El Niño pasa a ser el principal reorganizador climático de la segunda mitad de 2026

La actualización de julio de la NOAA indica que El Niño continúa y probablemente se fortalecerá hasta finales de 2026, con una probabilidad muy elevada de persistir hasta comienzos de la primavera boreal de 2027. El calentamiento del Pacífico tropical no genera todos los extremos por sí solo, pero puede desplazar corredores de lluvia, modificar temporadas ciclónicas, agravar sequías en algunas regiones y favorecer inundaciones en otras. Su influencia se superpone al calentamiento global de origen humano, por lo que los impactos pueden superar los patrones históricos asociados a episodios anteriores.

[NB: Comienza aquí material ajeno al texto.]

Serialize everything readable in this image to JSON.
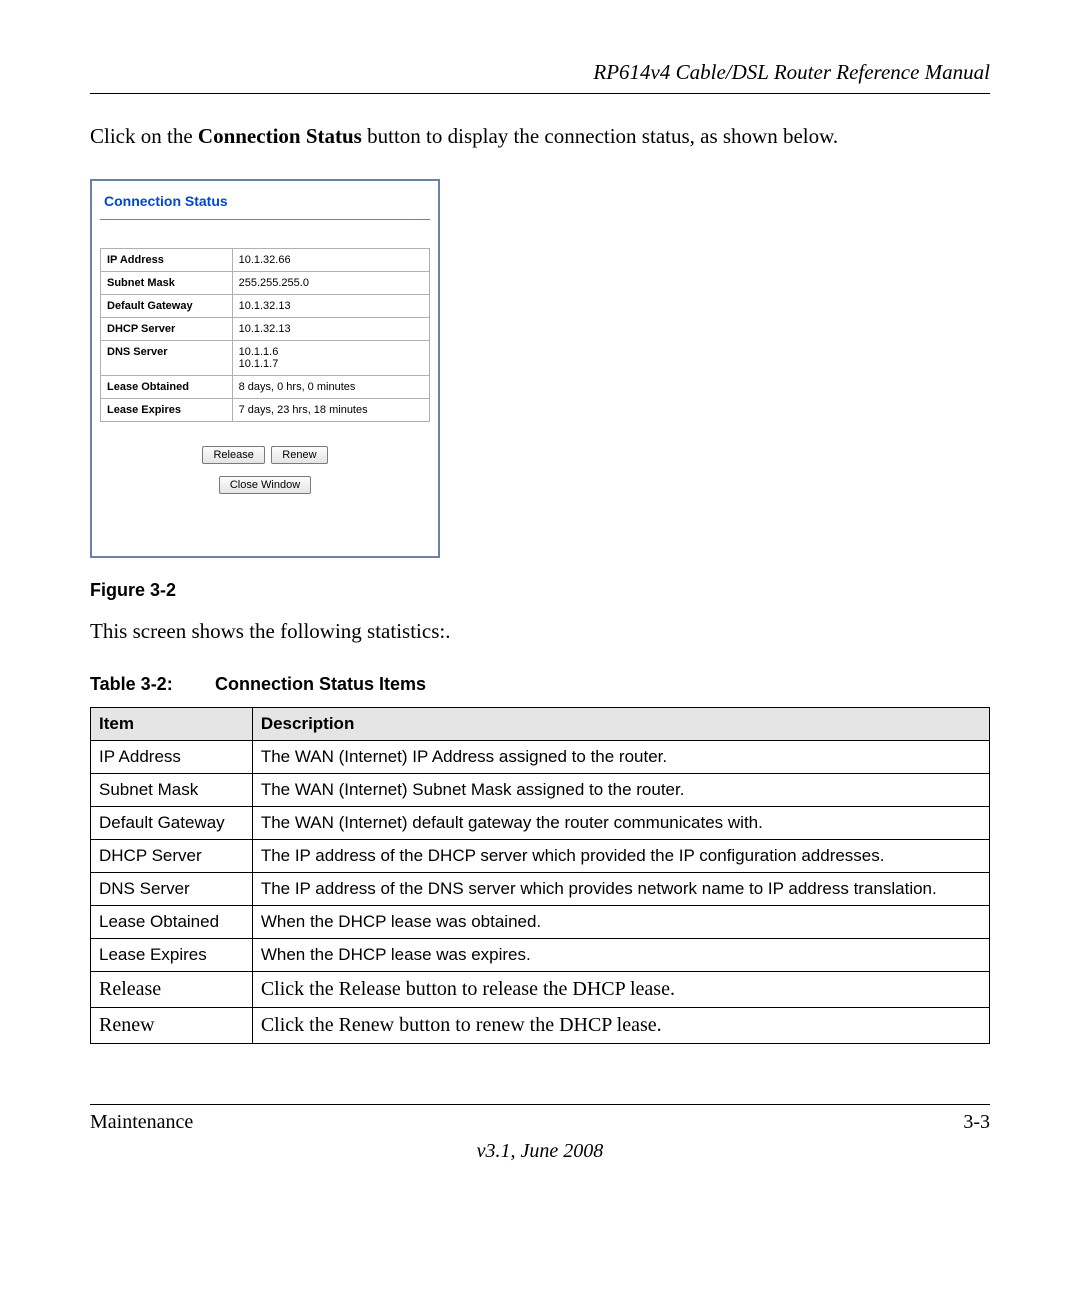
{
  "header": {
    "title": "RP614v4 Cable/DSL Router Reference Manual"
  },
  "intro": {
    "pre": "Click on the ",
    "bold": "Connection Status",
    "post": " button to display the connection status, as shown below."
  },
  "panel": {
    "title": "Connection Status",
    "rows": [
      {
        "label": "IP Address",
        "value": "10.1.32.66"
      },
      {
        "label": "Subnet Mask",
        "value": "255.255.255.0"
      },
      {
        "label": "Default Gateway",
        "value": "10.1.32.13"
      },
      {
        "label": "DHCP Server",
        "value": "10.1.32.13"
      },
      {
        "label": "DNS Server",
        "value": "10.1.1.6\n10.1.1.7"
      },
      {
        "label": "Lease Obtained",
        "value": "8 days, 0 hrs, 0 minutes"
      },
      {
        "label": "Lease Expires",
        "value": "7 days, 23 hrs, 18 minutes"
      }
    ],
    "buttons": {
      "release": "Release",
      "renew": "Renew",
      "close": "Close Window"
    }
  },
  "figure_caption": "Figure 3-2",
  "statistics_text": "This screen shows the following statistics:.",
  "table_caption": {
    "label": "Table 3-2:",
    "title": "Connection Status Items"
  },
  "desc_table": {
    "headers": {
      "item": "Item",
      "desc": "Description"
    },
    "rows": [
      {
        "item": "IP Address",
        "desc": "The WAN (Internet) IP Address assigned to the router.",
        "serif": false
      },
      {
        "item": "Subnet Mask",
        "desc": "The WAN (Internet) Subnet Mask assigned to the router.",
        "serif": false
      },
      {
        "item": "Default Gateway",
        "desc": "The WAN (Internet) default gateway the router communicates with.",
        "serif": false
      },
      {
        "item": "DHCP Server",
        "desc": "The IP address of the DHCP server which provided the IP configuration addresses.",
        "serif": false
      },
      {
        "item": "DNS Server",
        "desc": "The IP address of the DNS server which provides network name to IP address translation.",
        "serif": false
      },
      {
        "item": "Lease Obtained",
        "desc": "When the DHCP lease was obtained.",
        "serif": false
      },
      {
        "item": "Lease Expires",
        "desc": "When the DHCP lease was expires.",
        "serif": false
      },
      {
        "item": "Release",
        "desc": "Click the Release button to release the DHCP lease.",
        "serif": true
      },
      {
        "item": "Renew",
        "desc": "Click the Renew button to renew the DHCP lease.",
        "serif": true
      }
    ]
  },
  "footer": {
    "left": "Maintenance",
    "right": "3-3",
    "center": "v3.1, June 2008"
  }
}
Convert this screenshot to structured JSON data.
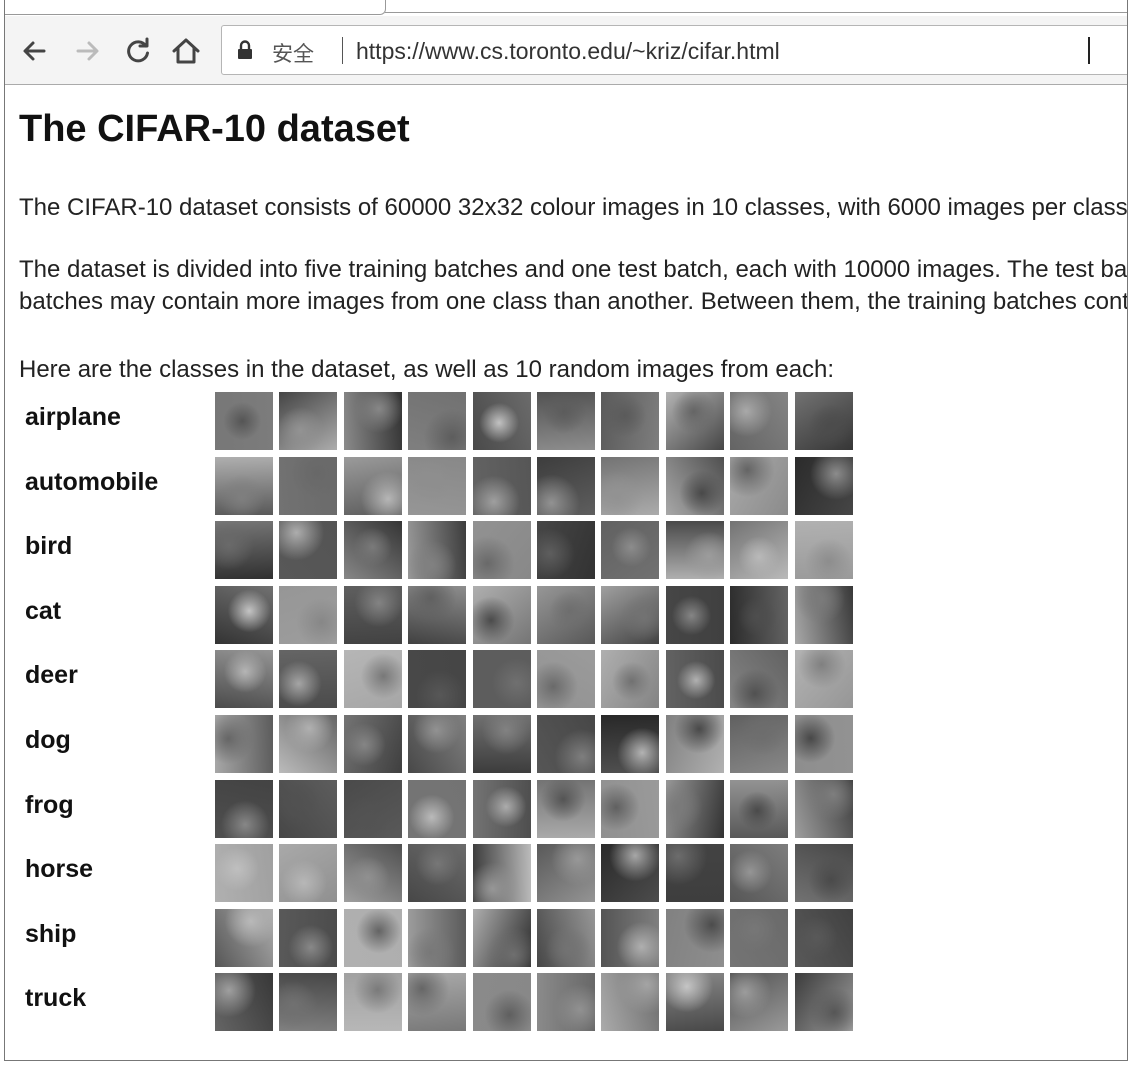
{
  "browser": {
    "security_label": "安全",
    "url": "https://www.cs.toronto.edu/~kriz/cifar.html",
    "icons": [
      "back-arrow-icon",
      "forward-arrow-icon",
      "reload-icon",
      "home-icon",
      "lock-icon"
    ]
  },
  "page": {
    "title": "The CIFAR-10 dataset",
    "para1": "The CIFAR-10 dataset consists of 60000 32x32 colour images in 10 classes, with 6000 images per class",
    "para2_line1": "The dataset is divided into five training batches and one test batch, each with 10000 images. The test batch",
    "para2_line2": "batches may contain more images from one class than another. Between them, the training batches contain",
    "para3": "Here are the classes in the dataset, as well as 10 random images from each:"
  },
  "classes": [
    {
      "label": "airplane"
    },
    {
      "label": "automobile"
    },
    {
      "label": "bird"
    },
    {
      "label": "cat"
    },
    {
      "label": "deer"
    },
    {
      "label": "dog"
    },
    {
      "label": "frog"
    },
    {
      "label": "horse"
    },
    {
      "label": "ship"
    },
    {
      "label": "truck"
    }
  ]
}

Perspectiva para los próximos 7–14 días

La prioridad inmediata será vigilar nuevas olas de calor y el riesgo de incendios en el Mediterráneo y Europa occidental; lluvias intensas, crecidas y deslizamientos en partes de Asia; tormentas convectivas severas en latitudes medias; y la evolución de los ciclones tropicales en el hemisferio norte. El calor oceánico puede sostener noches muy cálidas en zonas costeras y alimentar episodios de precipitación extrema. En el Ártico continuará la pérdida estacional de hielo, mientras la Antártida avanzará en su temporada de crecimiento con una extensión todavía baja para la época. La perspectiva global no implica un desastre uniforme, sino una mayor probabilidad de extremos simultáneos que exigen alertas locales, seguimiento de cuencas y preparación sanitaria y territorial.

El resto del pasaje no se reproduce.